I make sure I have a hot bath when I get home. I need to try and get rid of all the food I have put inside me, and when you are in a hot bath it feels as though you are steaming it out. I even bought some Epsom salts because I read in a magazine that they are good for detoxifying. The woman in Boots looked at me in a funny way. I almost didn’t buy them because of her funny look, but then I thought of my freshly stretched-marked skin and I decided it might help if I scrub away at it. I like to have lots of baths in one day. My family think that this is strange. It’s just a bath. I want
to be clean. I don’t relax in there. Baths are my quick fixes. My back hurts, anyway, against the cold plastic and my veins pop out of my red skin. I like to put my head under the water because it feels like I am weightless. I can forget things for a second. Only a second, though, but a second is a long time for me.

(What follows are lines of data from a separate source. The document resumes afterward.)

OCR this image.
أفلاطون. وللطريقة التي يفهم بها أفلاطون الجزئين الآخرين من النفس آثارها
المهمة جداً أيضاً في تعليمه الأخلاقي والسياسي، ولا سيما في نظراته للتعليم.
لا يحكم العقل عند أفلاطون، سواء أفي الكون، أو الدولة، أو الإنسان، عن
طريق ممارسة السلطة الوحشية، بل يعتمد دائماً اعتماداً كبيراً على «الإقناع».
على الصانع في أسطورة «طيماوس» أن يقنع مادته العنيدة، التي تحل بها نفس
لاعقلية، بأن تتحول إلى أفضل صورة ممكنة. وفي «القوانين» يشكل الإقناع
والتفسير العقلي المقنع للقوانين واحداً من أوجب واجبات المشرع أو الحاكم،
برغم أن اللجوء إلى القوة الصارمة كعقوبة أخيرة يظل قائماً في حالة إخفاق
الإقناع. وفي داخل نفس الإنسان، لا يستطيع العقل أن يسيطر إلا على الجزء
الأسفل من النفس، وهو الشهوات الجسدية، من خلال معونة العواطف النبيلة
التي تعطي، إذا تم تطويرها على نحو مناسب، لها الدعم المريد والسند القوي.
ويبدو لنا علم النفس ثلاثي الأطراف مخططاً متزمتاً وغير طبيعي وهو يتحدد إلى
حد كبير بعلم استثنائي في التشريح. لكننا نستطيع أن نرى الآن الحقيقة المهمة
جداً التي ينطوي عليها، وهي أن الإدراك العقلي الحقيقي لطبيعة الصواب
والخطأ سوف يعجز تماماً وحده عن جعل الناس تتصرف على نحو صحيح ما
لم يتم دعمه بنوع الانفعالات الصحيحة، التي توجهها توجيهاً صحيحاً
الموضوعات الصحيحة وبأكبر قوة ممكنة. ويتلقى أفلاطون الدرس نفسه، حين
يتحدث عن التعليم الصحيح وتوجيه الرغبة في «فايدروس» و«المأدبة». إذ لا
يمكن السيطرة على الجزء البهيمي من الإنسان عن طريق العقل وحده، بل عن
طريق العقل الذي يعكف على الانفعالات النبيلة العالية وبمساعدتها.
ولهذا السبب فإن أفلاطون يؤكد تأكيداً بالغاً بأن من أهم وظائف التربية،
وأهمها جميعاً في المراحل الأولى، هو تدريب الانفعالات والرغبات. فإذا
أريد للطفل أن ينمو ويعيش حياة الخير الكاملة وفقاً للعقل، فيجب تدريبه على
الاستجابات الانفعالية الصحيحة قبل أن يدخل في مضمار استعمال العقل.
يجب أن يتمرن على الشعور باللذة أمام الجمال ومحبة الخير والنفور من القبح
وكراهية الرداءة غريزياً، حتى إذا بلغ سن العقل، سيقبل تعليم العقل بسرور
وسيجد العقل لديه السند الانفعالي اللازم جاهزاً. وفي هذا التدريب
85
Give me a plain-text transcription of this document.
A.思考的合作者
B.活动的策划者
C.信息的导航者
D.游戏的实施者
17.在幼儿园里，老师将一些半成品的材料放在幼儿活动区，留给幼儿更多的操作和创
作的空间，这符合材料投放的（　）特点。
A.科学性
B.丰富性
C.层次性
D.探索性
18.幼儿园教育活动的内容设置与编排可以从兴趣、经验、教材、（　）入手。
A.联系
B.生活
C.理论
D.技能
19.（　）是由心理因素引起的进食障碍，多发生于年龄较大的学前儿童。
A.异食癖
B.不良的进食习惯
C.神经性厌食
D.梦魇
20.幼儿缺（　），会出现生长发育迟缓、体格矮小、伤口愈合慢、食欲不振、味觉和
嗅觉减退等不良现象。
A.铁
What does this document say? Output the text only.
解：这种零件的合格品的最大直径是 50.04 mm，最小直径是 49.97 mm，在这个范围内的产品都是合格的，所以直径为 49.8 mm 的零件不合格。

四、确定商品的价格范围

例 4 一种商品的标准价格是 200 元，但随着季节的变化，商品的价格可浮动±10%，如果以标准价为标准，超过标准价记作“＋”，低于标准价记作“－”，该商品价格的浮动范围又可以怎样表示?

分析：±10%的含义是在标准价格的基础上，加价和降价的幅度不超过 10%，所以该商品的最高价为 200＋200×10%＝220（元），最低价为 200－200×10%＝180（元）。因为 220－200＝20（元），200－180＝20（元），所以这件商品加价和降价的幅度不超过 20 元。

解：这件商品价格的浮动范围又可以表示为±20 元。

Dr Whitecoat wants to know how it went with nice-lady-dietician. I feign some interest in the conversation. I tell him that the drinks are sickly and sugary, but I don’t tell him that I put them all in the bin. I think he would actually be angry with me for that. So we talk about some mindless issues and he seems to be frustrated. He starts to tell me about what will happen when I get admitted into hospital. I will have a drip and tubes put down my throat so, ‘You’d better start changing.’

If I drop below 35 kilos then he will have to ‘section’ me. He sighs loudly to my silence, and tuts.

I grin. I don’t know why I grin but I do. I almost laugh, right out loud. He makes me giggle inside. He patronizes me in silly ways, so I try and shock him.

‘I’m getting better, that just won’t happen. I’ve submitted some of my essays – my best writing work – to Cambridge, so I will just have to wait and see if I get the interview.’

I steer the conversation off course. But he repeats, as if I didn’t hear the first time: ‘If you drop one more kilogram, if you drop to 35 kilos, then I will put this order on you, then you will be forced to come in here.’

He is on the back foot; he has only one response. I won’t let him win. I will have to change my tactics. I won’t be forced in there, like I am being punished. I wonder if he actually thinks he is an opponent in my game! He doesn’t realize that I gave up challenging him weeks ago. Maybe he knows what I am doing with my avoidances and fobbing
chitchat. I wonder if he thinks that by making me angry with him, I will use the anger to start eating. This won’t work. He doesn’t sit in my head for that long. He is only with me during the time that I sit in his office and I feel sick and degraded and stupid. I can’t afford for him to take me over like that, to have more time with me.

I have decided that I have to get out of his poky room where I sit once a week in silence and then go home and carry on as normal. My current strategy can only really last so long before someone finds out that it isn’t working. I will have to make someone do something else, before they move me in to this old, whitecoated hospital.

‘One hour a week. It’s just not helping and he’s not helping – we sit in silence most of the time, it’s pointless – I need something else,’ I tell Mum.